By Matt Zuzulo
NEW YORK – Members of the Society of American Business Editors and Writers gathered for a conference on Friday, Oct. 10 at the McGraw Center for Business Journalism at CUNY Graduate School of Journalism. Speakers Ben Casselman of FiveThirtyEight, Neil Irwin of the New York Times, Matthew Philips of Quartz and Moderator Annalyn Kurtz of Columbia University discussed the growth of data-driven reporting and took a look at how it changes the way stories are being told.
The speakers commented on the power of data journalism and how a well-produced graphic can tell a rich and compelling story.
“[The audience] was finding something engaging that they want to be play around with,” said Irwin, an economic correspondent for the New York Times. “For a lot of people, this kind of rich experience can explain how the economy’s doing better than I can.”

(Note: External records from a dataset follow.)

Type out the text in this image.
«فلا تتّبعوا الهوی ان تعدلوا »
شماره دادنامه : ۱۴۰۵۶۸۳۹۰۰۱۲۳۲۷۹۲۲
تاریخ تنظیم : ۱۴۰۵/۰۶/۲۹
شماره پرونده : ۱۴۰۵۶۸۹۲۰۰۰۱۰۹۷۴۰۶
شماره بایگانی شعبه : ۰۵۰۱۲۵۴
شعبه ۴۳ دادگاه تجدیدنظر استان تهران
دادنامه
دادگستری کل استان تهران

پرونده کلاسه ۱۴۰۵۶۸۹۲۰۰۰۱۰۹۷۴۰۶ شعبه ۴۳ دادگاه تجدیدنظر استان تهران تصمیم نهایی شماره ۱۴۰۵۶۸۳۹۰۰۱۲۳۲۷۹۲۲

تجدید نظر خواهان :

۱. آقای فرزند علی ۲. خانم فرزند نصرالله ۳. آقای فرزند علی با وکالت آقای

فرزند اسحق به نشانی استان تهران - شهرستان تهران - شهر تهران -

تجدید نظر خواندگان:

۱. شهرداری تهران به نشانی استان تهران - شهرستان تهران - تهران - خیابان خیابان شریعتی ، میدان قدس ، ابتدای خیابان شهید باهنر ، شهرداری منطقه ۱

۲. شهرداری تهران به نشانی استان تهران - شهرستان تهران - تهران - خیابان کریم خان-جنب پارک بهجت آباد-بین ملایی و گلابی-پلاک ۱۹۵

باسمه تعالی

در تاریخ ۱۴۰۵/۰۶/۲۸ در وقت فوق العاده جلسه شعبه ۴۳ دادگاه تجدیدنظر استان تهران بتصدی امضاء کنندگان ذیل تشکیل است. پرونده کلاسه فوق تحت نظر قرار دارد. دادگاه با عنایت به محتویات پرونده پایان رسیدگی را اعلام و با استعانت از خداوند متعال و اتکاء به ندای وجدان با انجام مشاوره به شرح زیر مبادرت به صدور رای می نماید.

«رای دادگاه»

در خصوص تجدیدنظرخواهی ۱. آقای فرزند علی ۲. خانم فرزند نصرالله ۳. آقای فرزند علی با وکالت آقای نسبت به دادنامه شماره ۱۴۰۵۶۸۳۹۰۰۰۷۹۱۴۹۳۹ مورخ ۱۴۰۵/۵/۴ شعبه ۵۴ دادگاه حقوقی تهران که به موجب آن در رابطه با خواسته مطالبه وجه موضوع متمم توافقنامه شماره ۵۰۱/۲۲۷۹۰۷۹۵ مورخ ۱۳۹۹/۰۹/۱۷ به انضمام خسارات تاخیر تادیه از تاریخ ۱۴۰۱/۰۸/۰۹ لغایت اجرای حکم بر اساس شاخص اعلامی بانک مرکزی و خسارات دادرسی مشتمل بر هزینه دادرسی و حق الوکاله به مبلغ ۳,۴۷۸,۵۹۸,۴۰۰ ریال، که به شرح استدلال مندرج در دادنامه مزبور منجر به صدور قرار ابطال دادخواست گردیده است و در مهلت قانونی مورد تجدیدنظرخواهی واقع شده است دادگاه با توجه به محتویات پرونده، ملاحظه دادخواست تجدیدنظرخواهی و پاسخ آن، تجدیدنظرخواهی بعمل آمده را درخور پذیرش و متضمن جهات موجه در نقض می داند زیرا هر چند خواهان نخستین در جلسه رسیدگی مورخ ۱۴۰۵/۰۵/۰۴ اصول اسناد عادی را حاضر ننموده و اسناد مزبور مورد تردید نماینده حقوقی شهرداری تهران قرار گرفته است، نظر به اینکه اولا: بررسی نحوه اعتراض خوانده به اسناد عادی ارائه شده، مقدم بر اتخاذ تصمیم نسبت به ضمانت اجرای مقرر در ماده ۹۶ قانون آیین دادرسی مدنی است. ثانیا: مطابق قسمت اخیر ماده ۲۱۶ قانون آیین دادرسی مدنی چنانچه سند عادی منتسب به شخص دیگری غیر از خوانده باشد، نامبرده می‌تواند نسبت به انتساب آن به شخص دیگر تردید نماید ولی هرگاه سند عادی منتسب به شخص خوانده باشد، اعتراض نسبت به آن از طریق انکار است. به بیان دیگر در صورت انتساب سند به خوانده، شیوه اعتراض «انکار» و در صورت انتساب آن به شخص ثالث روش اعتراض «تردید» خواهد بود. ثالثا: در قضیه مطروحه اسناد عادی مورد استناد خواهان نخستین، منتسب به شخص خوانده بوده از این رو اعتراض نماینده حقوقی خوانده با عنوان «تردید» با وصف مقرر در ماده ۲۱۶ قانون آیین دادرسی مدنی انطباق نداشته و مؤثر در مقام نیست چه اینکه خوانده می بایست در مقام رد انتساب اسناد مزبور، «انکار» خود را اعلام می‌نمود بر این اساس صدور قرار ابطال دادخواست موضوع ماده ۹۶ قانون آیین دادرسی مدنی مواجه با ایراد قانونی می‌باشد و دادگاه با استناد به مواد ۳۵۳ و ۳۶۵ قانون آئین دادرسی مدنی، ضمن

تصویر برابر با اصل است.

Even though all three publications (and more) compete with each other in the same niche they say that the rivalry isn’t an issue. “I think the competition is overblown,” said Cassleman. “I don’t think people are ditching one for another.” He says it’s the data reporting audience is growing and more people reading about it is beneficial for all websites in the market. “There is a deep hunger among the global audience for stories told these ways,” Irwin said.
The panel also commented on some of the challenges that can arise from data reporting. After all, some data isn’t collected. “There’s stuff it is publicly available, but it’s not user friendly. It’s spread out in a million different places,” said Casselman.
It’s one thing to find American employment data, but things like finding NFL suspension records is a different challenge.
Casselman said when FiveThirtyEight can’t find data they need for a story, they try to collect their own. Using the resources available such as news archives, they can build a workable data set. As an extra precaution, they enlist the help of readers to help collect
data and ensure it is a representative set.
Zuzolo is a senior at the University of Missouri.